Following the initiation of a Russian air campaign in Ukraine in the early hours of February 24, reports quickly emerged that two of the Ukrainian Air Force’s Su-24M strike fighters had been shot down over the territory of the self-proclaimed Lugansk People’s Republic in eastern Ukraine near Russia's borders. As Russian strikes targeted military infrastructure, air defence sites, airfields and aircraft, and reportedly neutralised all Ukrainian air defences within three hours, the reported attack by Su-24s appeared to be an effort by Ukrainian forces to retaliate. The Su-24 is the only Ukrainian fighter optimised for air to ground roles, and while unlikely to last long in Russian airspace it may have been hoped that it would have some success operating against targets in Lugansk. The loss of two of the aircraft, which were widely speculated to have been shot down by Russian fighters taking part in the campaign, highlights the very considerable disadvantage faced by the Ukrainian Air Force in terms of the quality of its combat assets which has effectively guaranteed a Russian air superiority advantage from the outset of the conflict. 

Speculation that Russian fighters could have been responsible for downing the Su-24s is based on the fact that in a complex and possibly congested theatre of operations, and with Ukraine’s fleet itself being Russian built during the Soviet era, the risks of friendly fire would make downing an enemy strike fighter from visual ranges with a fighter the safest means to avoid possibly shooting down one’s own aircraft by accident. This is particularly true considering that the Russian Air Force and Russian Navy themselves deploy Su-24s in bases near Ukraine, with Crimea alone hosting two squadrons, meaning there is a significant chance that they are taking part in the campaign. The downing of two Su-24s represents a significant loss for the Ukrainian Air Force, which deploys only fourteen of the fighters which are the heaviest combat jets in its arsenal.

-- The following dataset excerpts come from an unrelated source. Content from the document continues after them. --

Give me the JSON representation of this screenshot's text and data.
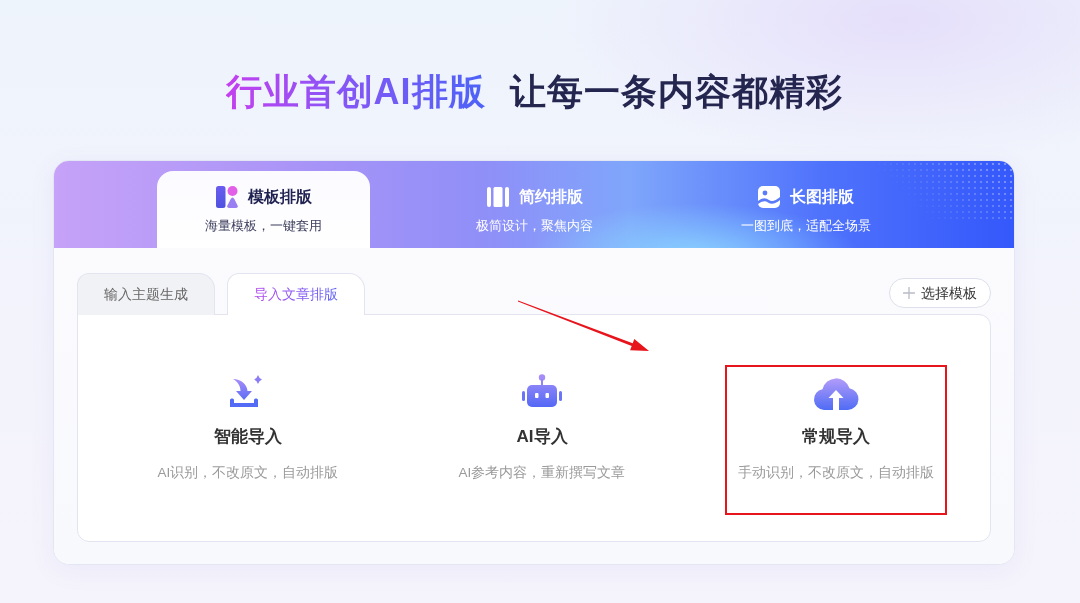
{
  "headline": {
    "accent": "行业首创AI排版",
    "text": "让每一条内容都精彩"
  },
  "layout_tabs": [
    {
      "title": "模板排版",
      "subtitle": "海量模板，一键套用",
      "selected": true
    },
    {
      "title": "简约排版",
      "subtitle": "极简设计，聚焦内容",
      "selected": false
    },
    {
      "title": "长图排版",
      "subtitle": "一图到底，适配全场景",
      "selected": false
    }
  ],
  "mode_tabs": [
    {
      "label": "输入主题生成",
      "selected": false
    },
    {
      "label": "导入文章排版",
      "selected": true
    }
  ],
  "select_template_button": {
    "label": "选择模板"
  },
  "import_options": [
    {
      "title": "智能导入",
      "description": "AI识别，不改原文，自动排版",
      "highlighted": false
    },
    {
      "title": "AI导入",
      "description": "AI参考内容，重新撰写文章",
      "highlighted": false
    },
    {
      "title": "常规导入",
      "description": "手动识别，不改原文，自动排版",
      "highlighted": true
    }
  ]
}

With aircraft specifically highlighted as targets for the Russian air campaign, the possibility is significant that many more Ukrainian aircraft have been neutralised possibly in the air but more likely on the ground. 

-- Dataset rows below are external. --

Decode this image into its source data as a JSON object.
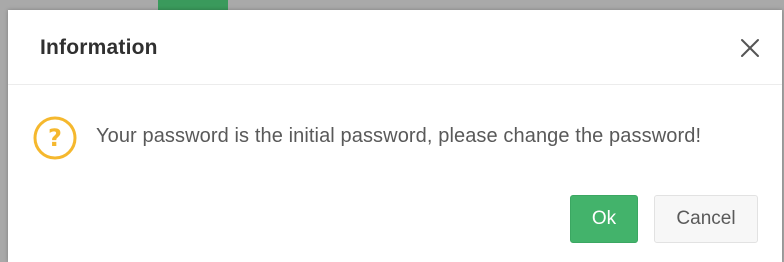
{
  "dialog": {
    "title": "Information",
    "message": "Your password is the initial password, please change the password!",
    "ok_label": "Ok",
    "cancel_label": "Cancel",
    "icons": {
      "close": "close-icon",
      "question": "question-icon"
    }
  },
  "colors": {
    "ok_button": "#43b36b",
    "question_icon": "#f5b82e",
    "backdrop": "#a9a9a9"
  }
}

The loss of the Su-24s, as well as the swiftness with which the Russian Air Force was able to neutralise Ukrainian air defences, highlights the discrepancy between Russia’s modern fighter fleet the bulk of which has been acquired since 2010, and the Ukrainian fleet which lacks post-1980s hardware and retains essentially the same capabilities, albeit on a much smaller scale, as those which it inherited when the Soviet Union collapsed in 1991. The backbone of the Ukrainian fleet is formed of MiG-29A and Su-27S fighters, which entered service from 1982 and 1985, while these have been phased out of frontline roles in Russia and are almost totally obsolete against modern Russian aircraft such as the Su-35 and Su-34. The discrepancy is particularly significant in terms of electronics and sensors, with Russian fighters using electronically scanned  array radars that are often around five times as powerful as their Ukrainian counterparts of similar size as is the case when comparing the sensors of Russian Su-35s and Ukrainian-operated Su-27s. Ukrainian Su-24s in much the same way will lack the survivability needed to operate against Russian forces largely due to a lack of modern countermeasures, as well as the lack of a viable fighter escort able for protection from Russia’s own fighters. With a 30 year technological gap between the two fleets due to a lack of modernisation in Ukraine, the balance of power in the air will remain very one sided to Russia’s major benefit.